Just like Peat Moss and Driftwood, they will turn your tank’s water yellow or brown so you can try soaking them before adding them to your tank. It may help to reduce some colour change.
Or, you could consider embracing the colour change, as it actually mimics the natural habitat of many species.
4. Reverse Osmosis
Reverse Osmosis (RO) purifies water by using a semipermeable membrane to only allow very small molecules (H2O) to pass through, filtering out 90-99% of water impurities including pesticides, arsenic and heavy metals. Allowing you to maintain a stable pH level.
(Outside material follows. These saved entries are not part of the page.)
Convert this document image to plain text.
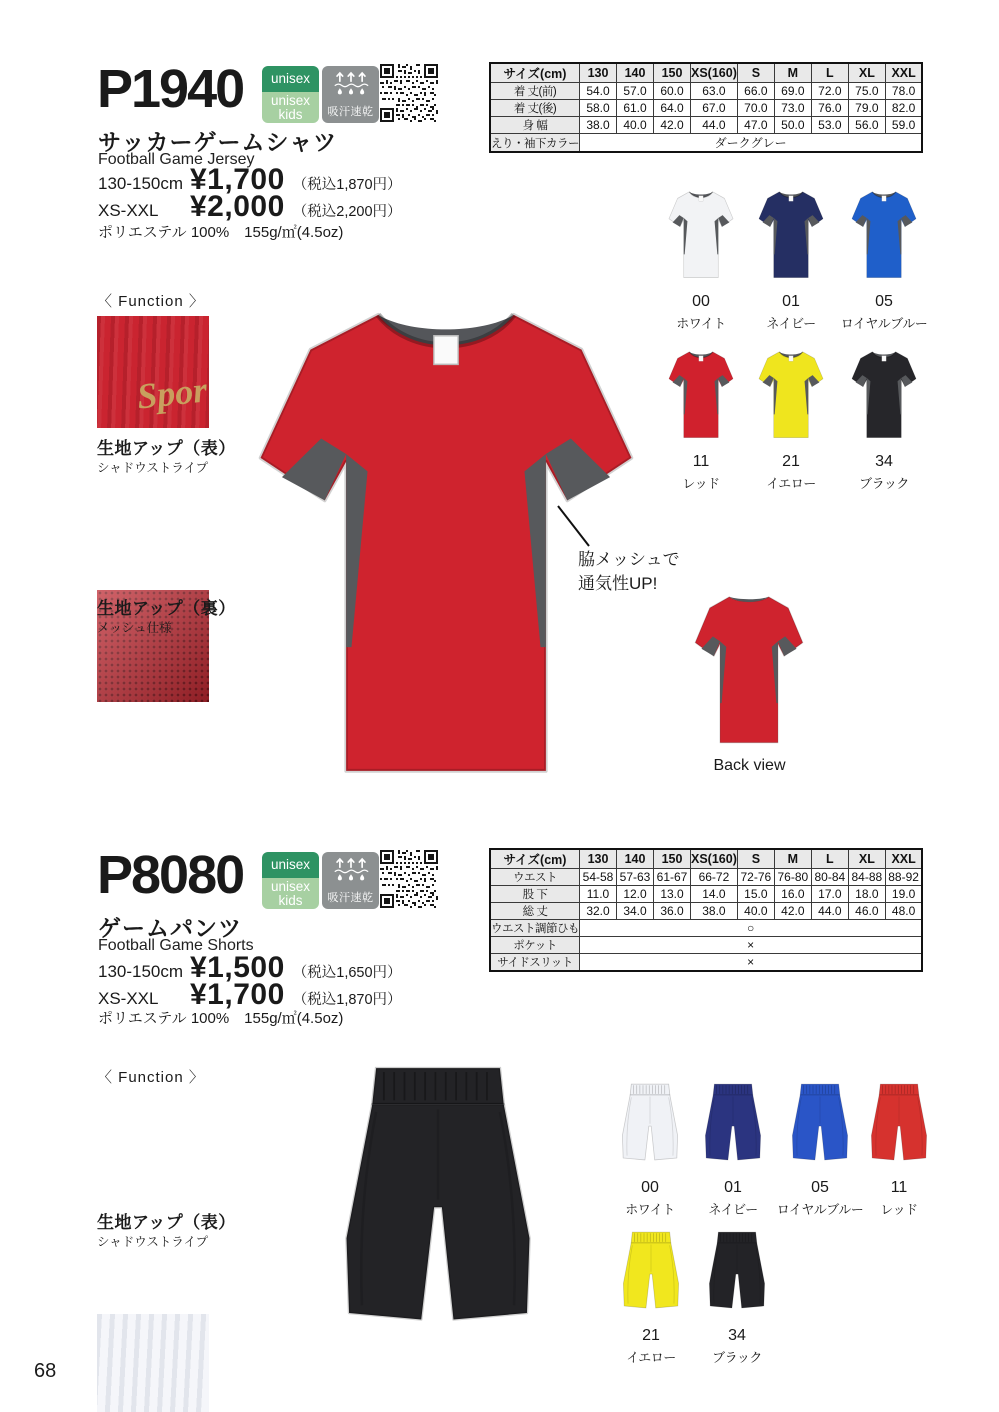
P1940	unisex
unisex
kids	吸汗速乾
サッカーゲームシャツ
Football Game Jersey
130-150cm ¥1,700 （税込1,870円）
XS-XXL	¥2,000 （税込2,200円）
ポリエステル 100%　155g/㎡(4.5oz)
サイズ(cm)	130	140	150	XS(160)	S	M	L	XL	XXL
着 丈(前)	54.0	57.0	60.0	63.0	66.0	69.0	72.0	75.0	78.0
着 丈(後)	58.0	61.0	64.0	67.0	70.0	73.0	76.0	79.0	82.0
身 幅	38.0	40.0	42.0	44.0	47.0	50.0	53.0	56.0	59.0
えり・袖下カラー	ダークグレー								
〈 Function 〉
Spor
生地アップ（表）
シャドウストライプ
生地アップ（裏）
メッシュ仕様
脇メッシュで
通気性UP!
Back view
00
ホワイト
01
ネイビー
05
ロイヤルブルー
11
レッド
21
イエロー
34
ブラック
P8080	unisex
unisex
kids	吸汗速乾
ゲームパンツ
Football Game Shorts
130-150cm ¥1,500 （税込1,650円）
XS-XXL	¥1,700 （税込1,870円）
ポリエステル 100%　155g/㎡(4.5oz)
サイズ(cm)	130	140	150	XS(160)	S	M	L	XL	XXL
ウエスト	54-58	57-63	61-67	66-72	72-76	76-80	80-84	84-88	88-92
股 下	11.0	12.0	13.0	14.0	15.0	16.0	17.0	18.0	19.0
総 丈	32.0	34.0	36.0	38.0	40.0	42.0	44.0	46.0	48.0
ウエスト調節ひも	○								
ポケット	×								
サイドスリット	×								
〈 Function 〉
生地アップ（表）
シャドウストライプ
00
ホワイト
01
ネイビー
05
ロイヤルブルー
11
レッド
21
イエロー
34
ブラック
68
The downside is a good Reverse Osmosis unit could set you back a few hundred dollars. However, its safe, natural deionising process is easy to use and doesn’t stain your aquarium’s water.
And although it will need occasional filter replacements, it’s a great long-term option, especially if you have hard tap water your fish aren’t happy in.
Don’t Chase the ‘Perfect’ pH. Keep it Stable
It’s important that you consider the current condition of your fish before you start trying to alter the pH levels in your tank.
Just because you read in a textbook the optimum pH for your fish is 7.0 and your tests come out at 7.4, doesn’t mean you should spring into action.
If your fish aren’t showing any signs of distress, it’s better to keep the pH stable.
Your fish will likely thrive at a constant level between 6.6 and 7.4, maybe even between 6.2 and 7.8.
It’s the drastic swings in pH that you need to avoid, as these will result in your fish becoming stressed. It’s better to maintain.
It’s better to have a pH value of 7.4 than a pH which fluctuates between 6.6 and 7, even if the textbooks say your fish prefers 7.
Performing partial water changes and routine maintenance is key to keeping your pH levels stable.